И, уже не раздумывая, не останавливаясь, Василий подошел к конюшне, открыл ее, вошел и стал спокойно отвязывать буланого. Отвязывал и гладил его шею, обнимал и лил слезы на буйную заплетенную гриву коня. Отвязал, быстро выбежал из конюшни, прикрыв за собой дверь. А затем подошел к хате и на цыпочках вошел в горницу, где лежала Домаха. Стал над ней, бросил прощальный взгляд, быстро нагнулся и взял ее на руки. Вынес во двор, поставил возле телеги, так, чтобы не упала, и оглянулся. Тихо. Пошел в конюшню, Домаха стояла как мертвая. Она не слышала ничего. Кровь лилась на землю, в голове гудело, перед глазами плыли красные круги. И где-то урывками проносилась мысль:
«Хоть бы Павлик не плакал…»
А Синика тем временем завершал месть. Он взял палку и бил ею буланого по бокам. Конь щелкал зубами, становился на дыбы, ржал и злился, удивленный странным поведением хозяина. Он то вставал на дыбы, то бил задом, то налетал на прикрытую дверь и ударялся головой о нее… А когда пена покрыла его, когда глаза стали гореть, как два больших угля, Синика открыл дверь.

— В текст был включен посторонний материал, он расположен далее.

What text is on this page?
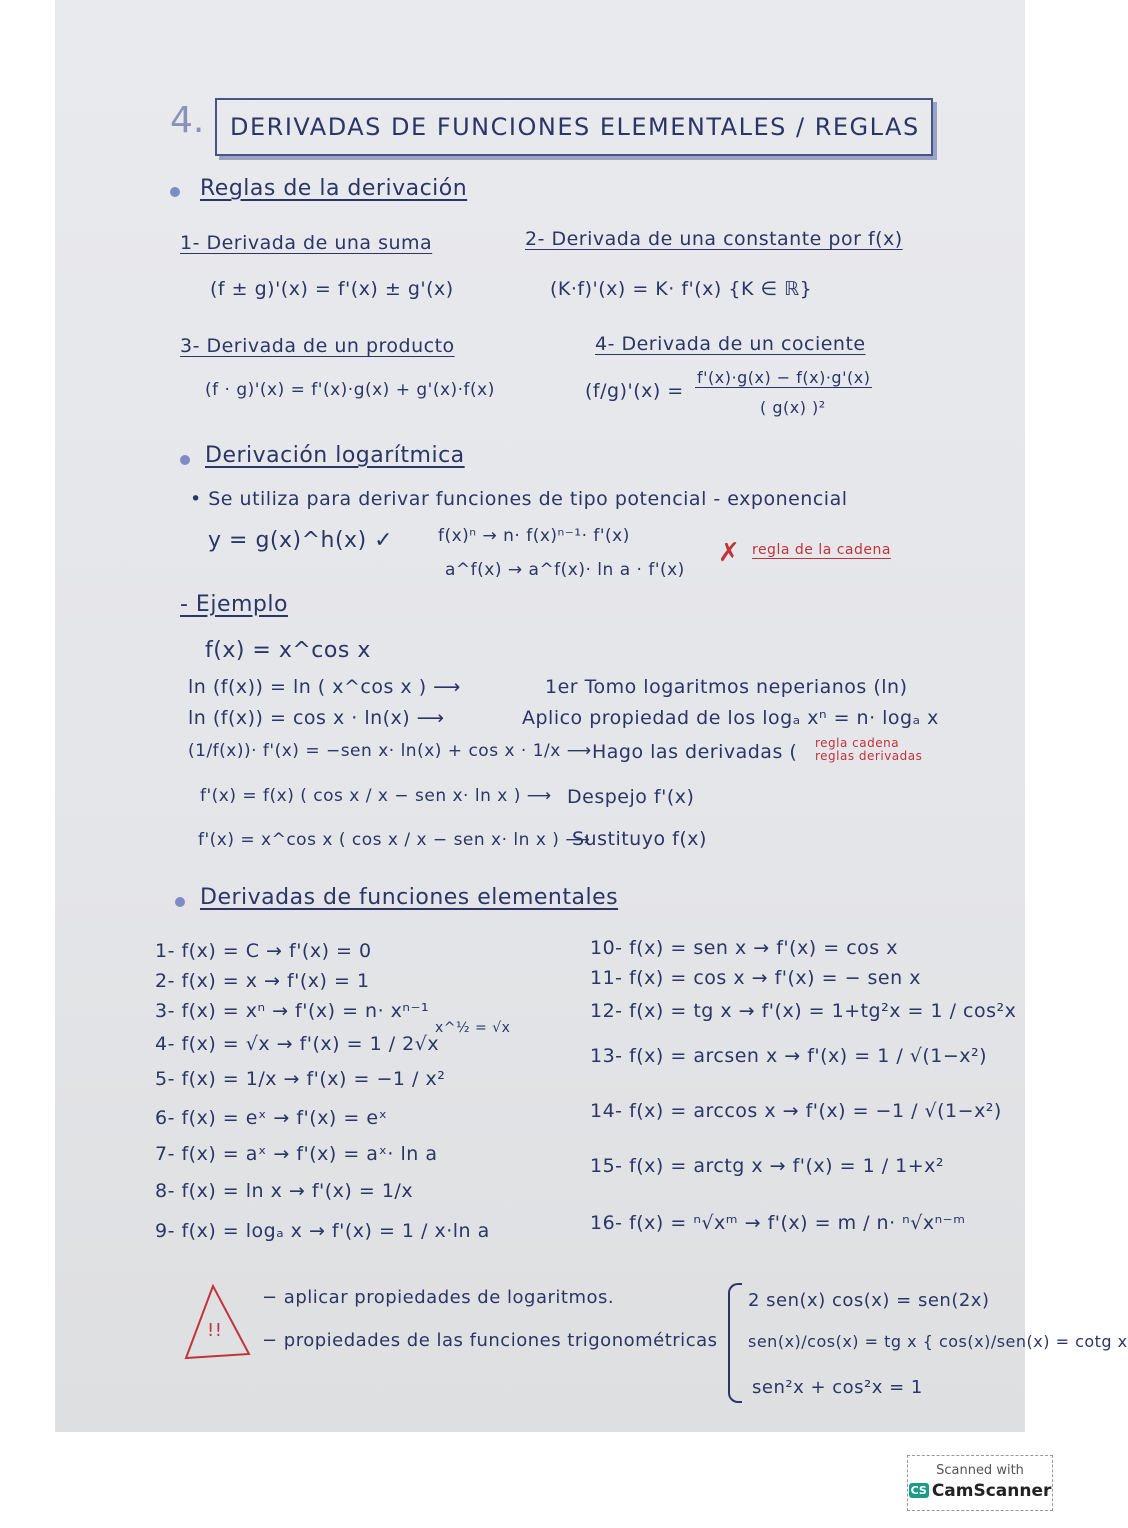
4. DERIVADAS DE FUNCIONES ELEMENTALES / REGLAS
Reglas de la derivación
1- Derivada de una suma
(f ± g)'(x) = f'(x) ± g'(x)
2- Derivada de una constante por f(x)
(K·f)'(x) = K· f'(x) {K ∈ ℝ}
3- Derivada de un producto
(f · g)'(x) = f'(x)·g(x) + g'(x)·f(x)
4- Derivada de un cociente
(f/g)'(x) =
f'(x)·g(x) − f(x)·g'(x)
( g(x) )²
Derivación logarítmica
• Se utiliza para derivar funciones de tipo potencial - exponencial
y = g(x)^h(x) ✓	f(x)ⁿ → n· f(x)ⁿ⁻¹· f'(x)
a^f(x) → a^f(x)· ln a · f'(x)
✗ regla de la cadena
- Ejemplo
f(x) = x^cos x
ln (f(x)) = ln ( x^cos x ) ⟶	1er Tomo logaritmos neperianos (ln)
ln (f(x)) = cos x · ln(x) ⟶	Aplico propiedad de los logₐ xⁿ = n· logₐ x
(1/f(x))· f'(x) = −sen x· ln(x) + cos x · 1/x ⟶ Hago las derivadas ( regla cadena
reglas derivadas
f'(x) = f(x) ( cos x / x − sen x· ln x ) ⟶ Despejo f'(x)
f'(x) = x^cos x ( cos x / x − sen x· ln x ) ⟶
Sustituyo f(x)
Derivadas de funciones elementales
1- f(x) = C → f'(x) = 0
2- f(x) = x → f'(x) = 1
3- f(x) = xⁿ → f'(x) = n· xⁿ⁻¹
4- f(x) = √x → f'(x) = 1 / 2√x
5- f(x) = 1/x → f'(x) = −1 / x²
6- f(x) = eˣ → f'(x) = eˣ
7- f(x) = aˣ → f'(x) = aˣ· ln a
8- f(x) = ln x → f'(x) = 1/x
9- f(x) = logₐ x → f'(x) = 1 / x·ln a
x^½ = √x
10- f(x) = sen x → f'(x) = cos x
11- f(x) = cos x → f'(x) = − sen x
12- f(x) = tg x → f'(x) = 1+tg²x = 1 / cos²x
13- f(x) = arcsen x → f'(x) = 1 / √(1−x²)
14- f(x) = arccos x → f'(x) = −1 / √(1−x²)
15- f(x) = arctg x → f'(x) = 1 / 1+x²
16- f(x) = ⁿ√xᵐ → f'(x) = m / n· ⁿ√xⁿ⁻ᵐ
!!
− aplicar propiedades de logaritmos.
− propiedades de las funciones trigonométricas
2 sen(x) cos(x) = sen(2x)
sen(x)/cos(x) = tg x { cos(x)/sen(x) = cotg x
sen²x + cos²x = 1
Scanned with
CS CamScanner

Буланый выскочил из конюшни, повел ноздрями и молнией полетел на врага, так неосторожно остановившегося возле телеги. Налетел и… ударил изо всех сил грудью. Враг застонал и свалился. Упал, слабым голосом выкрикнул последнее:
— Павлик… дитя мое…
Буланый не слышал этого. Разъяренный, второй раз налетел и передними копытами раздавил голову с длинными растрепанными косами…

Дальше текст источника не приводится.